Word of God Meets Word and Image

The vast majority of images in my Book of Hours are marginal illustrations. They surround the text block on all four sides in their own panels. Although there are also a number of framed miniatures, illuminations that take up the entirety of the text block, most of the pages look like this:

I believe that all of the images on these pages were created through a woodblock printing process, as they are made up of irregular lines that end in a point. There is nothing fluid or uniform about these illustrations; an etched process would have produced a very different style than what we are seeing on the page. Therefore, these images and their accompanying text are likely the result of relief printing.

Because I do not read French or Latin, I had to infer most of what was going on in the illustrations. These woodcuts, I think, are an example of “narrative” depiction, where the story of the image roughly corresponds to the story of the text. However, while these images are certainly interrelated, they each tell their own story as well. Many of the early pages feature calendars with saints’ days, which are surrounded by images of the saints themselves getting martyred or performing miracles.

Loosely defined, this is a continuous narrative, as the images are linked together by a common theme, but each image tells its own story as well. After this section, most of the marginal illustrations in the first half of the book are scenes from the life of Jesus. However, after that, I began to lose the narrative thread. The second half of the book seemed to depict miscellaneous Biblical stories of disasters and human suffering, as well as a very intriguing section in which various figures appear to dance with Death in each panel. It was at this point that I had to look up the structure of a Book of Hours in order to make any sense of it. According to Harvard Library, the sections following the life of Jesus include prayers and parables of penitents, sinners and martyrs. The final “Office of the Dead” section sometimes include a “Dance with Death” a sequence in which people from various walks of life are accompanied by a skeleton to remind the reader that death comes for everyone. Thus, the images are narrative but also emblematic.

Curiously, the individuals in the bottom panel seem to be watching the characters in the side panel, indicating that these figures were not necessarily isolated but, in some cases, interacted with the figures in other panels. This is, perhaps, a fifteenth-century case of breaking the fourth wall.

What intrigued me most were the images in the pages following the “Dance with Death.” These woodland scenes depict human figures hunting, gathering fruit and merrymaking amid nature. They are interspersed with panels of supernatural creatures, beasts I might have expected to come from “pagan” traditions such as Hellenism. It was strange to find these “heathen” creatures surrounding the Christian text. Since these images appear primarily in the final section of the book, I thought they might be representative of Paradise.

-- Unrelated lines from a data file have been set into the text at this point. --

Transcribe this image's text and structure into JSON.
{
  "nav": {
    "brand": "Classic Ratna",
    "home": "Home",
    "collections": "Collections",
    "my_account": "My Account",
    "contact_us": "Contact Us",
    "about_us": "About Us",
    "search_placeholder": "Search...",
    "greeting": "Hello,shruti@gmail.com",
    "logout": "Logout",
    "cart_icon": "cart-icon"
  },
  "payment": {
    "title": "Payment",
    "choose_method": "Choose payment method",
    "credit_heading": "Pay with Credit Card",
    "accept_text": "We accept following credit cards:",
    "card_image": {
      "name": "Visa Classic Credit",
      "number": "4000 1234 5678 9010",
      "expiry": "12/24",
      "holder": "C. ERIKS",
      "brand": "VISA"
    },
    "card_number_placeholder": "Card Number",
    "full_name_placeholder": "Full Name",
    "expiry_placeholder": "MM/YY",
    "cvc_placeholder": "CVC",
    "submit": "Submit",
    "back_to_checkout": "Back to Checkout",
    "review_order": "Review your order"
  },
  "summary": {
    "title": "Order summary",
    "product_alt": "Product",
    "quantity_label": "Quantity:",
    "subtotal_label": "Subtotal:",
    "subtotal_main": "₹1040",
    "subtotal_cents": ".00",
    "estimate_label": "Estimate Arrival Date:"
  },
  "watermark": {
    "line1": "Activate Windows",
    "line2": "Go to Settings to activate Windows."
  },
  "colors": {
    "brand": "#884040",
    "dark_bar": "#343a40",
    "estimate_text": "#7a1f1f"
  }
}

There are also a few “real” animals about, such as this lion:

I don’t think the person who created this image had ever seen a lion before. It reminds me of our study of medieval bestiaries and how the depictions of nonnative animals often took on a life of their own. As Michel Foucault theorized, the representation of an object is not the object itself, but it has its own meaning apart from the object which affects our perception of it. However, how does this apply when the object in question does not exist at all, except for in the imagination? As we said in class, our imaginations are limited to what we have experienced in this world. Therefore, how do we interpret this figure below:

This creature seems to be a man from the waist up, a lion from the waist down, and, bizarrely, the enlarged head of an exotic bird from the rear. This raises another question: can even an imaginary creature be accurately represented if the artist who created it does not understand the concepts he used to construct it? Or is an act of the imagination exempt from the standards we hold to representations of reality, even though our imaginations are shaped by reality? Furthermore, this being appears to be a composite of two composites: a chimera and a centaur. I don’t know if the artist was consciously trying to emulate these mythological concepts, but it seems likely he would have been aware of them. In fact, the entire book is full of seemingly pagan imagery – astrological symbols, anthropomorphized animals, the metamorphosis of humans & nature. I am curious to understand how an idolatrous image used to represent the Word of God affects the rest of the text. Is this sacred work imperfect if it acknowledges traditions that the text itself proclaims false? This is similar to Mazzaferro’s case of exemplarity vs. exceptionality: the images on the page contradict the teachings of the words. Viewers are inundated with visual allusions to other divinities while the text forbids them from practicing anything but strict monotheism. There is a struggle between the visual narrative in the panels and the verbal narrative on the page, a contradiction that is present even when the reader cannot understand the words.